CAP is a summary of Consistency, Availability and Partition Tolerance. They essentially describe 3 attributes of a distributed system. What the CAP theorem is implying is that in the presence of a network partition, for example, one has to choose between consistency and availability. You just can’t have it all!
Are you confused? Many are after just reading the summary above. Let’s try with a simple example to illustrate what it all means. Imagine a bank with 2 ATM machines and one user account. We would like the user to access his bank account, perform withdrawals and deposits on both ATMs. A simple approach is to have the user perform the tasks on one ATM. In turn, that ATM machine updates the other one. This is consistency as the account balances would be the same across both ATM machines. Also, the machines are available, since they are working correctly and the customer can use any of them anytime. But what happens if we have a network partition (connection is messed up) between the 2 ATMs? Oh-oh, is our money safe?. According to the CAP theorem, in such a scenario, you either choose between having the customer perform some transactions on one ATM and the updating of the other ATM is done when its available or you don’t perform anything at all until the network partition problem is resolved.
The reality of network systems is harsh — we can’t trust computers or network connections. Often times, we take these for granted. These are called the fallacies of distributed computing. In distributed systems, network failures or partitions have to be tolerated. Hence, in the presence of a network partitioning, the only choice left is between consistency and availability. But in the absence of network failure or partition, both availability and consistency can be satisfied.

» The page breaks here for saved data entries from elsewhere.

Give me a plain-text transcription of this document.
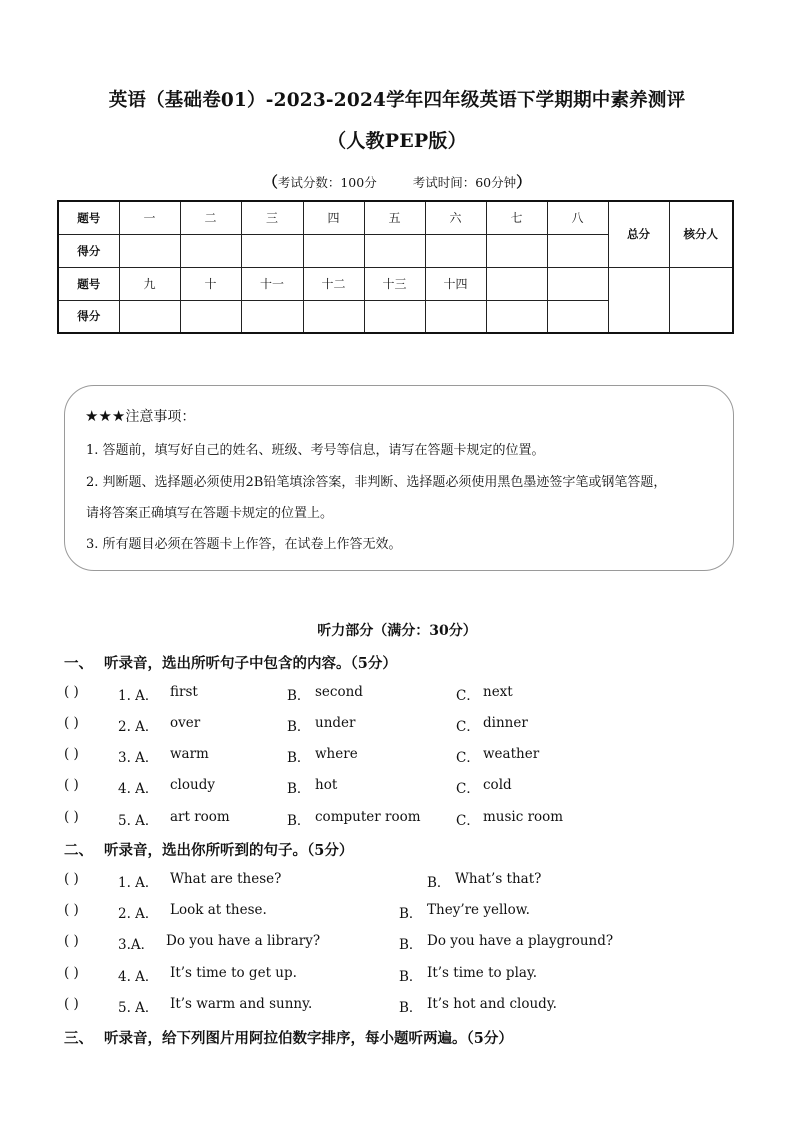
英语（基础卷01）-2023-2024学年四年级英语下学期期中素养测评
（人教PEP版）
（考试分数：100分	考试时间：60分钟）
题号	一	二	三	四	五	六	七	八	总分	核分人
得分										
题号	九	十	十一	十二	十三	十四				
得分										
★★★注意事项：
1. 答题前，填写好自己的姓名、班级、考号等信息，请写在答题卡规定的位置。
2. 判断题、选择题必须使用2B铅笔填涂答案，非判断、选择题必须使用黑色墨迹签字笔或钢笔答题，
请将答案正确填写在答题卡规定的位置上。
3. 所有题目必须在答题卡上作答，在试卷上作答无效。
听力部分（满分：30分）
一、 听录音，选出所听句子中包含的内容。（5分）
( )	1. A． first	B． second	C． next
( )	2. A． over	B． under	C． dinner
( )	3. A． warm	B． where	C． weather
( )	4. A． cloudy	B． hot	C． cold
( )	5. A． art room	B． computer room	C． music room
二、 听录音，选出你所听到的句子。（5分）
( )	1. A． What are these?	B． What’s that?
( )	2. A． Look at these.	B． They’re yellow.
( )	3.A． Do you have a library?	B． Do you have a playground?
( )	4. A． It’s time to get up.	B． It’s time to play.
( )	5. A． It’s warm and sunny.	B． It’s hot and cloudy.
三、 听录音，给下列图片用阿拉伯数字排序，每小题听两遍。（5分）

Looks like the model is clear enough. Any examples? Consider the use case of databases as a distributed system. When more than one computer (or system) is used to perform database operations and transactions, the CAP theorem cannot be escaped. The RDBMS types prefer consistency over availability whereas the NoSQL (non-relational) families generally prefer the opposite approach i.e. availability over consistency. I hope at this point the concept of ACID and BASE makes sense. The C in ACID is consistency and the A in BASE implies availability. This explains the tradeoffs when running databases as a distributed system.
CAP theorem is simple right? Well, not really. We can talk of degrees of availability and consistency. In that sense, we could have a partial implementation of availability and consistency in a distributed system architecture. Consider the earlier ATM example. In the presence of a network partition, if we were to introduce an invariant constraint like no balance should be lower than zero, we could allow only deposits and no withdrawals in the working ATM. Or we could even go with the approach of rate-limiting so that customers do not get a too negative balance.
Summary
Whew! I hope this is enough information for you to understand the CAP theorem. Don’t forget that the CAP theorem formalizes the trade-off between consistency and availability in the presence of network partitions.